How to define a coptic subset (or, should we change the Greek subset)?

davelab6 commented 3 years ago

@irenevl @moyogo @tiroj We are adding a coptic subset (referenced in https://github.com/google/fonts/pull/3324)

In early Unicode, Coptic characters (3E2 thru 3EF) were added to the Greek block (https://en.m.wikipedia.org/wiki/Greek_and_Coptic) and our Greek subset, and this was carried through ~11 years ago into the greek.nam GF API subset

https://github.com/googlefonts/gftools/blob/main/Lib/gftools/encodings/greek_unique-glyphs.nam#L115-L128

@marekjez86 proposes dropping those characters from that subset, and adding them to the new coptic.nam subset. However, it seems these characters were added initially because they are 'shared' or 'unified' with Greek in some way.

If a "greek" font includes them, should they be delivered as standard? Would they be kerned or otherwise be included in features that will be broken by sharding them into a 2nd subset?

Is it common to include them?

rsheeter commented 3 years ago

FYI, for now I've defined coptic based on Noto Coptic, leaving the overlap with greek. Expert advice still much appreciated :)

Ends up looking like https://github.com/googlefonts/gftools/blob/latest_nam/Lib/gftools/encodings/coptic_unique-glyphs.nam

davelab6 commented 3 years ago

@khaledhosny I think you were tweeting about this recently

khaledhosny commented 3 years ago

These characters are derived from Demotic script to represent the sounds in Coptic language not present in Greek. They are of no use outside Greek and their presence in Greek block is a historical artifact from the pre-deunification in Unicode.

I don't know what coverage most Coptic fonts have, but the Coptic block has both basic alphabet as well as dialect-specific characters, so unless fonts usually support all of them you might want a Greek and Greek Extended subsets (or may be it is an overkill).

khaledhosny commented 3 years ago

(I only started learning coptic a couple of days ago, so take whatever I say with a big grain of salt)

moyogo commented 3 years ago

The range U+03E2-U+03EF in the "Greek and Coptic" block has always only been used in Coptic. It shouldn't be in the greek.nam Greek subset.

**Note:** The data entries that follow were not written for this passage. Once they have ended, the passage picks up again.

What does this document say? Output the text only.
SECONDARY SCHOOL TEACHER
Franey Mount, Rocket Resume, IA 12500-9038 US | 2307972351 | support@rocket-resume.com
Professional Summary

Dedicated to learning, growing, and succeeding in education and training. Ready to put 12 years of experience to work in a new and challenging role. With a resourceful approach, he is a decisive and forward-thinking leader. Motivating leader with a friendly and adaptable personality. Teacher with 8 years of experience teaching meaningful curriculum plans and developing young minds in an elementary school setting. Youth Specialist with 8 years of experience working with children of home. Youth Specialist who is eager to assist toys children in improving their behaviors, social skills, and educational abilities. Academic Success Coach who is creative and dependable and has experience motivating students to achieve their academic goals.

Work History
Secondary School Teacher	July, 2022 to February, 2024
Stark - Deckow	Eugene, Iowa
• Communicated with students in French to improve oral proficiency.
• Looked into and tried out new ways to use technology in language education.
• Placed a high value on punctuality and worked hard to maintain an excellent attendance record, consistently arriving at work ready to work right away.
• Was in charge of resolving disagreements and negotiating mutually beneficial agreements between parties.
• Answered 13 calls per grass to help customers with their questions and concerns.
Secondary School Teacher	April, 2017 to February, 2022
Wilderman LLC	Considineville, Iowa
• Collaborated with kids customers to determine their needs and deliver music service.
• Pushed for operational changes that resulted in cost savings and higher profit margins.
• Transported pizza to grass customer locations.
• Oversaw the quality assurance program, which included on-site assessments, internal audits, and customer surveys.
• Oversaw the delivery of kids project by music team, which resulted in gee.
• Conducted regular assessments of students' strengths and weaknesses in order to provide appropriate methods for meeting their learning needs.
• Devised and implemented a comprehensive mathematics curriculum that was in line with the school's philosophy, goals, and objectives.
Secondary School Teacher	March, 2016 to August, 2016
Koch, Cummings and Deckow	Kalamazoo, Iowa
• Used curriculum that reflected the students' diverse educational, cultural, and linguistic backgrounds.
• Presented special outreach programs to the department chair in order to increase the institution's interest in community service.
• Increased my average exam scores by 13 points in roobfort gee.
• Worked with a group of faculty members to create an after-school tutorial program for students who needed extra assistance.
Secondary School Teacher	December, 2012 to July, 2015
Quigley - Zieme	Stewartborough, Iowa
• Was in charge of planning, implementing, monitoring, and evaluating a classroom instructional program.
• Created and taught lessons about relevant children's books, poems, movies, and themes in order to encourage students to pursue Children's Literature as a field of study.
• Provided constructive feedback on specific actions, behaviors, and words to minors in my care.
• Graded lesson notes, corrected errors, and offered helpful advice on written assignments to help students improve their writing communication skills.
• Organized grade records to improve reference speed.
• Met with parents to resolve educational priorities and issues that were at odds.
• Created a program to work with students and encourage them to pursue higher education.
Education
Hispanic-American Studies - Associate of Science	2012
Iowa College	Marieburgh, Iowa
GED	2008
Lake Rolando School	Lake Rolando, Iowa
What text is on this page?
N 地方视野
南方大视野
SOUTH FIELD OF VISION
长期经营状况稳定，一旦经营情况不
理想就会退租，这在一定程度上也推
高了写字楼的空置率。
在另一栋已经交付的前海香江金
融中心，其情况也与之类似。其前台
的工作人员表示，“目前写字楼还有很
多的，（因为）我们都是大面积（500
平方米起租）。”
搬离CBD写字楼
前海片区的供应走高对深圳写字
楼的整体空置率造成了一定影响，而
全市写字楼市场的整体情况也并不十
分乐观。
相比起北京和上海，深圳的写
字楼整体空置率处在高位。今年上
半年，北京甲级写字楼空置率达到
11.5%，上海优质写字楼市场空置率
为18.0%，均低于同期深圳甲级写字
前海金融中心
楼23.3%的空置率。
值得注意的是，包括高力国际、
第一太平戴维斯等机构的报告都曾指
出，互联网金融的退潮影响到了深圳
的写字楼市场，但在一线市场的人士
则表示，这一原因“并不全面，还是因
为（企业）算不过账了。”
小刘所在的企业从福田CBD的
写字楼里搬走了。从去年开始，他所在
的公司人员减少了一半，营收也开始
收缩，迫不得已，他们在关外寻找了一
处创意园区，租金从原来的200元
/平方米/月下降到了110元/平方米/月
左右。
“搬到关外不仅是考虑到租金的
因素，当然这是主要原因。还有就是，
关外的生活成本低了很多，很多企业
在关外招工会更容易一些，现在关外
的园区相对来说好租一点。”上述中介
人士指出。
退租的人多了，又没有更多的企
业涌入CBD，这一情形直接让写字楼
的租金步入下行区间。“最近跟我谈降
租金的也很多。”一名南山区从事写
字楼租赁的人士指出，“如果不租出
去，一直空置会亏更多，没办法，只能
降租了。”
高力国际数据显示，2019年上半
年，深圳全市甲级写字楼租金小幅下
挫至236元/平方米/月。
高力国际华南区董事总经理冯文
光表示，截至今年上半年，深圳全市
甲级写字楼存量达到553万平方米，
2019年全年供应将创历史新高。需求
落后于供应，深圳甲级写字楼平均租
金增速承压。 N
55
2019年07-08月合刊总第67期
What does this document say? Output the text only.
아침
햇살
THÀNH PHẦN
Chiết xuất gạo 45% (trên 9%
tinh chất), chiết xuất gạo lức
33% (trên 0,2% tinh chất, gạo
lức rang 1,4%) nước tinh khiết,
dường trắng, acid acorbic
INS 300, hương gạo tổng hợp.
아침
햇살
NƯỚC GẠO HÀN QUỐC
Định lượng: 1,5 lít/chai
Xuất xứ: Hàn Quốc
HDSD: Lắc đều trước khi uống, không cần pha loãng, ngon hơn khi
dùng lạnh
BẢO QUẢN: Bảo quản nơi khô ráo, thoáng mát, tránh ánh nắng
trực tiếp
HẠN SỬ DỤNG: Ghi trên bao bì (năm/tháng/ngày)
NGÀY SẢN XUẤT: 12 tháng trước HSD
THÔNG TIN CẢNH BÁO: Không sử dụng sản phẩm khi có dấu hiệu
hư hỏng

The range U+2C80-U+2CB1 in the "Coptic" block was added in Unicode 4.1 in 2005 when the two scripts were disunified. Before that, the ranges U+0391-U+03A1, U+03A3-U+03A9, U+03B1-U+03C9 in the "Greek and Coptic" block were used in both scripts. Coptic also uses a few diacritics so other characters from the "Greek and Coptic" and "Greek extended" blocks were used as well. Users had to have different fonts for each script's style, or layout features had to provide stylistic variants.

thlinard commented 3 years ago

FYI, for now I've defined coptic based on Noto Coptic, leaving the overlap with greek. Expert advice still much appreciated :)

Ends up looking like https://github.com/googlefonts/gftools/blob/latest_nam/Lib/gftools/encodings/coptic_unique-glyphs.nam

Noto Coptic is not quite complete (it lacks one combining mark and some punctuation marks). A more complete page (but it does not include the Coptic Epact Numbers block, which you did well to add): https://www.wazu.jp/gallery/Test_Coptic.html

These are the characters of the most complete Coptic fonts:

So, I propose to add: 0x002C COMMA 0x002E FULL STOP 0x003A COLON 0x003B SEMICOLON 0x00B7 MIDDLE DOT 0x0311 COMBINING INVERTED BREVE 0x2053 SWUNG DASH 0x2056 THREE DOT PUNCTUATION 0x2058 FOUR DOT PUNCTUATION 0x2059 FIVE DOT PUNCTUATION 0x2E17 DOUBLE OBLIQUE HYPHEN

moyogo commented 3 years ago

The following two were encoded for their use in Coptic (L2-10/348) and should be added as well: U+2E33 RAISED DOT U+2E34 RAISED COMMA

tiroj commented 3 years ago

@marekjez86 proposes dropping those characters from that subset, and adding them to the new coptic.nam subset. However, it seems these characters were added initially because they are 'shared' or 'unified' with Greek in some way.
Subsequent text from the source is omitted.